Who among us doesn't have at least one blue-and-yellow can sitting on the shelf near the tools? WD-40 and its secret formula has been often imitated, but the small San Diego firm long resisted the temptation to spread itself thin with too many other products. Under the leadership of one John S. Barry, the company took a single product – one that had taken 40 tries to get right – and built it into the Kleenex of lubricant products, good for $317 million in sales last year. The man who kept his focus firmly on making the best single product of its type has passed away at the age of 84.

John Barry's demeanor as the top dog of WD-40 Co. is an admirable example for fatcat CEOs that are so addicted to costly perks. Barry himself acknowledged that his style was that of "breaking all the Harvard Business School rules." He answered his own phone. He flew coach. Meetings were sometimes held at Denny's. The proof of Barry's keen instincts can be seen by the myriad of copycat products laid to waste by WD-40's dominance.

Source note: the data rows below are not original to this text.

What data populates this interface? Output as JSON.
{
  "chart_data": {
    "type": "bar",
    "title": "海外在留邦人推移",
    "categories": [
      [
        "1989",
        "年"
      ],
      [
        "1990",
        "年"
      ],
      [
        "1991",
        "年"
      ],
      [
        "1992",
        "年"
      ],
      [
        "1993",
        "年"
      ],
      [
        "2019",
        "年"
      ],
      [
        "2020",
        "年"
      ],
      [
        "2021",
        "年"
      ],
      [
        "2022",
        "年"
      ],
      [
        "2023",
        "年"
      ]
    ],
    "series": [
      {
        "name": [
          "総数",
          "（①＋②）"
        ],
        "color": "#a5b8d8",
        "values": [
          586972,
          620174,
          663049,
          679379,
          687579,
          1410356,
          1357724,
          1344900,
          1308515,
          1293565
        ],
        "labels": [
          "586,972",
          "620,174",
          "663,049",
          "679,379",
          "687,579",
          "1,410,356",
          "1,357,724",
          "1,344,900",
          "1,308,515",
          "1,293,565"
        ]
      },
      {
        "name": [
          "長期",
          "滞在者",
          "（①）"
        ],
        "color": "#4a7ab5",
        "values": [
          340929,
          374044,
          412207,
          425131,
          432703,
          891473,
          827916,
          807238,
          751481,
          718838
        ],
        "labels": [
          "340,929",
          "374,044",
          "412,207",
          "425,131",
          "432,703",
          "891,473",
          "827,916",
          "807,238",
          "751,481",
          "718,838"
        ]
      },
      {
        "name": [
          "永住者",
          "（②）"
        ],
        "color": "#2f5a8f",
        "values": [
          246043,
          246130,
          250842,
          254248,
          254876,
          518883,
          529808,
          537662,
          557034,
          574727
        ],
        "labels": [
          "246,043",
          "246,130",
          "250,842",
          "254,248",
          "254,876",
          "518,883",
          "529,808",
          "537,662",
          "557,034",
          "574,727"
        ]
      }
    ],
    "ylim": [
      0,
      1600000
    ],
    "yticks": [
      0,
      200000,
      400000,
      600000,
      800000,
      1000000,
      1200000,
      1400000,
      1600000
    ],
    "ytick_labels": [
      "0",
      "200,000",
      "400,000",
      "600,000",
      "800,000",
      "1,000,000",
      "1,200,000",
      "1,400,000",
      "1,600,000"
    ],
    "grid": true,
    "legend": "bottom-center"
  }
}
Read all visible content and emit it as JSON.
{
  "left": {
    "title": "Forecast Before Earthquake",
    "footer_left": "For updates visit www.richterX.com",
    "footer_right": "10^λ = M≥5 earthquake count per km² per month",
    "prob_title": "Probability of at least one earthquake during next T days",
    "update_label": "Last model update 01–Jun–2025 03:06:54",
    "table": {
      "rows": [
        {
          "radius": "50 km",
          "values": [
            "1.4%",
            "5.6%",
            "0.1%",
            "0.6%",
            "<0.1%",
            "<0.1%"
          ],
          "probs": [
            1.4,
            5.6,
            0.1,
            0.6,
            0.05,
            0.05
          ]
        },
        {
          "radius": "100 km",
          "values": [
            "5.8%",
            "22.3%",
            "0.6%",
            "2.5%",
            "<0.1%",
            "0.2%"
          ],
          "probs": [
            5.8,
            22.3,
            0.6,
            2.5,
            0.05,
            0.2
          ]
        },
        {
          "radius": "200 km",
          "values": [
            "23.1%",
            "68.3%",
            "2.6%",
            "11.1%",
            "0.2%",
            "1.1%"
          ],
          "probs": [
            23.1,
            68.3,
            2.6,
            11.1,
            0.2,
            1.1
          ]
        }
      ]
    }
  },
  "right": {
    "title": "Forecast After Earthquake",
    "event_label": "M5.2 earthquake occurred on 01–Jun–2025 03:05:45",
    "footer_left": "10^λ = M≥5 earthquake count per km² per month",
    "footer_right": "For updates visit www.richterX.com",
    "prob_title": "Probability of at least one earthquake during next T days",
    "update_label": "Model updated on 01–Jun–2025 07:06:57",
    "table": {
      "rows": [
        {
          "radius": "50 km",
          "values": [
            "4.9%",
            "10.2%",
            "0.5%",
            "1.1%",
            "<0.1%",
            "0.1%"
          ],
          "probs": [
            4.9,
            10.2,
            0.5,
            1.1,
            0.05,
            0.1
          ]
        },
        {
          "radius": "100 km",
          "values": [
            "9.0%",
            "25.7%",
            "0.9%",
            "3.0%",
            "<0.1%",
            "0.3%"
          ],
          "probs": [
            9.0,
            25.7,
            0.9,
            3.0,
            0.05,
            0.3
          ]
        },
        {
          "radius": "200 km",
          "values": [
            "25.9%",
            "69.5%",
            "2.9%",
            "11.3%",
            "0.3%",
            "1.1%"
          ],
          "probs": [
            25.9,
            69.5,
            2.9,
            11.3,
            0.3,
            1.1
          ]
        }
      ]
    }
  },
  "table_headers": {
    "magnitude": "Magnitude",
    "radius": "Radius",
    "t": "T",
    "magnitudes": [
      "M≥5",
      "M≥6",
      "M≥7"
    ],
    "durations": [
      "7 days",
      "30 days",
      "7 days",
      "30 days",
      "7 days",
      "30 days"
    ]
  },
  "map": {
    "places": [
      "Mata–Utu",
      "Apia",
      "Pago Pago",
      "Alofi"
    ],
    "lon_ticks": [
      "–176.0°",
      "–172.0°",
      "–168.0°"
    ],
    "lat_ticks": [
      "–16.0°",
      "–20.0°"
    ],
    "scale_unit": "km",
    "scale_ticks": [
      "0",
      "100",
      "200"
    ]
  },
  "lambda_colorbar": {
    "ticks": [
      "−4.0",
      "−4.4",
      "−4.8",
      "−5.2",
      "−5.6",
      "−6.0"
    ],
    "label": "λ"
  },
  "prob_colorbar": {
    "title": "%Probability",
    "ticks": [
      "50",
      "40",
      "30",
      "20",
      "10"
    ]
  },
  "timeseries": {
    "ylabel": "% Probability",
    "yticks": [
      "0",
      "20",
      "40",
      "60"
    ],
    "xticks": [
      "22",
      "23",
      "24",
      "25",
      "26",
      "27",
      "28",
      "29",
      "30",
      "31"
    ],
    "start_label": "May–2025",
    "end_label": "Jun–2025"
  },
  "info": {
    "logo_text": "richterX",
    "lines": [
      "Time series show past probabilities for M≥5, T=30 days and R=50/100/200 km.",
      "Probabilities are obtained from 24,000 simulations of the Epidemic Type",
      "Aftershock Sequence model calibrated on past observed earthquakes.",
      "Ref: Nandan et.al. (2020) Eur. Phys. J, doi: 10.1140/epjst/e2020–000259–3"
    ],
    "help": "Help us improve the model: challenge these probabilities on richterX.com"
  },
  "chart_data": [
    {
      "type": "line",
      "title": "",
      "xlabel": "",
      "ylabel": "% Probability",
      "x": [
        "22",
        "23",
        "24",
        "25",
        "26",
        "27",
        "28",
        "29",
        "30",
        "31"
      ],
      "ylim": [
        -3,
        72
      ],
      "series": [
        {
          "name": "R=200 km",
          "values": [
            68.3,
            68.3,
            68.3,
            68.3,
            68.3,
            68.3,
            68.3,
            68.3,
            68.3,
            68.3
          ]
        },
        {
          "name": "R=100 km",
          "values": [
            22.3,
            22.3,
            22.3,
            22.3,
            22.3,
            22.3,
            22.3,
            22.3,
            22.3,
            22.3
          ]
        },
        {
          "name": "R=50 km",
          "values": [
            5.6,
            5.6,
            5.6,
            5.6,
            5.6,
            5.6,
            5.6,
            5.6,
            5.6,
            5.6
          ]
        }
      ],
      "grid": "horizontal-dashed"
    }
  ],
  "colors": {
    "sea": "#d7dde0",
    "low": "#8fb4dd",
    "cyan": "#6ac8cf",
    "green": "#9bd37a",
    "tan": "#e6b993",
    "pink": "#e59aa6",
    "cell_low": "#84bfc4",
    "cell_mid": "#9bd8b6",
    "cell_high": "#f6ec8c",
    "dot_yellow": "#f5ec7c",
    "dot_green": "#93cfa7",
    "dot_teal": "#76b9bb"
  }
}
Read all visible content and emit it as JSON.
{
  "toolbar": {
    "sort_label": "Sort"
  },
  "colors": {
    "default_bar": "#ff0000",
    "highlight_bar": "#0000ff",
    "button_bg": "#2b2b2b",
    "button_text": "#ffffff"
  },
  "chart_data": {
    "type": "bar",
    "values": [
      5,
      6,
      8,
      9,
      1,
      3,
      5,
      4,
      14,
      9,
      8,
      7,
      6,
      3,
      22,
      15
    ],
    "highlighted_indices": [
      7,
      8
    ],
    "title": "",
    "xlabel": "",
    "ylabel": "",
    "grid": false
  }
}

Despite the assertions that a single-product company would never make it, WD-40 is very much still around thanks to John Barry's refusal to tinker with his product and its ever-increasing list of unique uses. The company now has other highly regarded products in its porfolio, such as Spot Shot carpet cleaner, Lava soap, and 3-in-1 Oil – perhaps the only other lubricant that's nearly as universal and also has a delightfully distinct aroma, just like its blue and yellow shelfmate.